Finalement, tout aura été comme d’habitude une question de choix personnel durant les dix soirées du festival… Il ne faut jamais oublier que NJP propose chaque soir des évènements en des lieux différents et qu’il est nécessaire de trancher parce que le don d’ubiquité n’existe pas. Lorsqu’il s’agit d’en rendre compte pour Citizen Jazz, il est logique d’opter pour des concerts qui, pas forcément les plus exposés médiatiquement, sont le reflet de ce qu’on appelle communément « jazz » dans toute sa variété d’inspirations, quitte à faire le constat d’une audience maigrichonne et d’un public manquant d’enthousiasme. Il est par ailleurs des soirées – faisant salle comble je le précise – que j’avais exclues d’emblée, comme le double concert de Stacey Kent (une précédente et soporifique expérience m’ayant dissuadé de récidiver) ou le énième passage d’Avishai Cohen, même aux côtés de l’Orchestre Symphonique et Lyrique de Nancy car Henri Texier nous attendait pour tourner avec nous dans la fièvre 50 ans d’histoire en musique.

NJP n’est pas un festival : ce sont en réalité plusieurs qui coexistent et se croisent, appelant vers lui des publics multiples dont on rêverait qu’ils fassent, par une programmation composite et peut-être plus risquée, l’objet d’un vrai brassage, seule source de découverte pour chacun·e d’entre nous. En ce qui me concerne, je ne peux que regretter de n’avoir pu vibrer comme je l’aurais souhaité à certaines musiques (je pense à Samy Thiébault, Vincent Peirani ou Henri Texier) parce qu’un peu coincé dans le confort de la Salle Poirel ou du Théâtre de la Manufacture.
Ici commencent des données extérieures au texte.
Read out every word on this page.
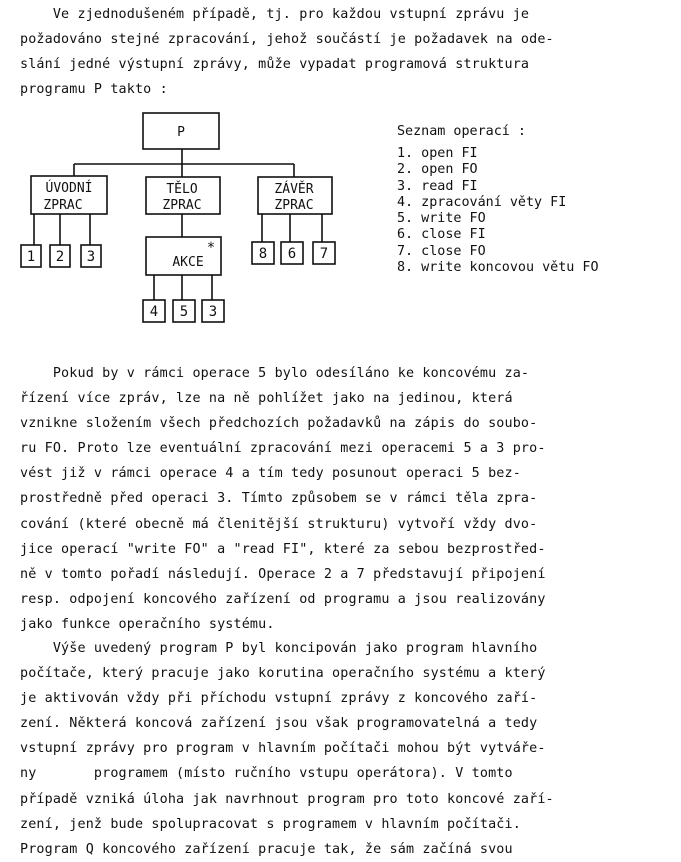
Ve zjednodušeném případě, tj. pro každou vstupní zprávu je
požadováno stejné zpracování, jehož součástí je požadavek na ode-
slání jedné výstupní zprávy, může vypadat programová struktura
programu P takto :
P
ÚVODNÍ
ZPRAC
TĚLO
ZPRAC
ZÁVĚR
ZPRAC
1 2 3	AKCE
*	8 6 7
4 5 3
Seznam operací :
1. open FI
2. open FO
3. read FI
4. zpracování věty FI
5. write FO
6. close FI
7. close FO
8. write koncovou větu FO
Pokud by v rámci operace 5 bylo odesíláno ke koncovému za-
řízení více zpráv, lze na ně pohlížet jako na jedinou, která
vznikne složením všech předchozích požadavků na zápis do soubo-
ru FO. Proto lze eventuální zpracování mezi operacemi 5 a 3 pro-
vést již v rámci operace 4 a tím tedy posunout operaci 5 bez-
prostředně před operaci 3. Tímto způsobem se v rámci těla zpra-
cování (které obecně má členitější strukturu) vytvoří vždy dvo-
jice operací "write FO" a "read FI", které za sebou bezprostřed-
ně v tomto pořadí následují. Operace 2 a 7 představují připojení
resp. odpojení koncového zařízení od programu a jsou realizovány
jako funkce operačního systému.
Výše uvedený program P byl koncipován jako program hlavního
počítače, který pracuje jako korutina operačního systému a který
je aktivován vždy při příchodu vstupní zprávy z koncového zaří-
zení. Některá koncová zařízení jsou však programovatelná a tedy
vstupní zprávy pro program v hlavním počítači mohou být vytváře-
ny       programem (místo ručního vstupu operátora). V tomto
případě vzniká úloha jak navrhnout program pro toto koncové zaří-
zení, jenž bude spolupracovat s programem v hlavním počítači.
Program Q koncového zařízení pracuje tak, že sám začíná svou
Des choix, donc et le dépit parfois de ne pas se perdre dans l’ambiance si particulière, vivante et bruyante, du Chapiteau de la Pépinière. Ce sera, j’en suis certain, pour l’année prochaine et une nouvelle édition qui devrait voir une équipe renouvelée à la tête du festival. À suivre donc, et toujours avec passion.

Régis Huby © Jacky Joannès

C’est une somme. D’histoires, de femmes et d’hommes, d’expériences musicales. Ils sont quinze sur scène, tous unis autour de Régis Huby qui a composé une œuvre massive, aux couleurs austères et dissonantes, nommée The Ellipse. Le violoniste a rassemblé des musiciens qu’il connaît bien, pour avoir travaillé avec eux dans ses propres formations (Equal Crossing ou le Quatuor IXI par exemple) ou les avoir côtoyés ailleurs (chez Yves Rousseau ou Marc Ducret). Il n’est pas de ceux qui s’arrêtent en chemin pour regarder en arrière ; ce compositeur-là préfère avancer, agréger et prendre des risques. The Ellipse est une mise au point, à la fois un bilan et un regard vers demain. Mais c’est une œuvre farouche, il vaut mieux le savoir.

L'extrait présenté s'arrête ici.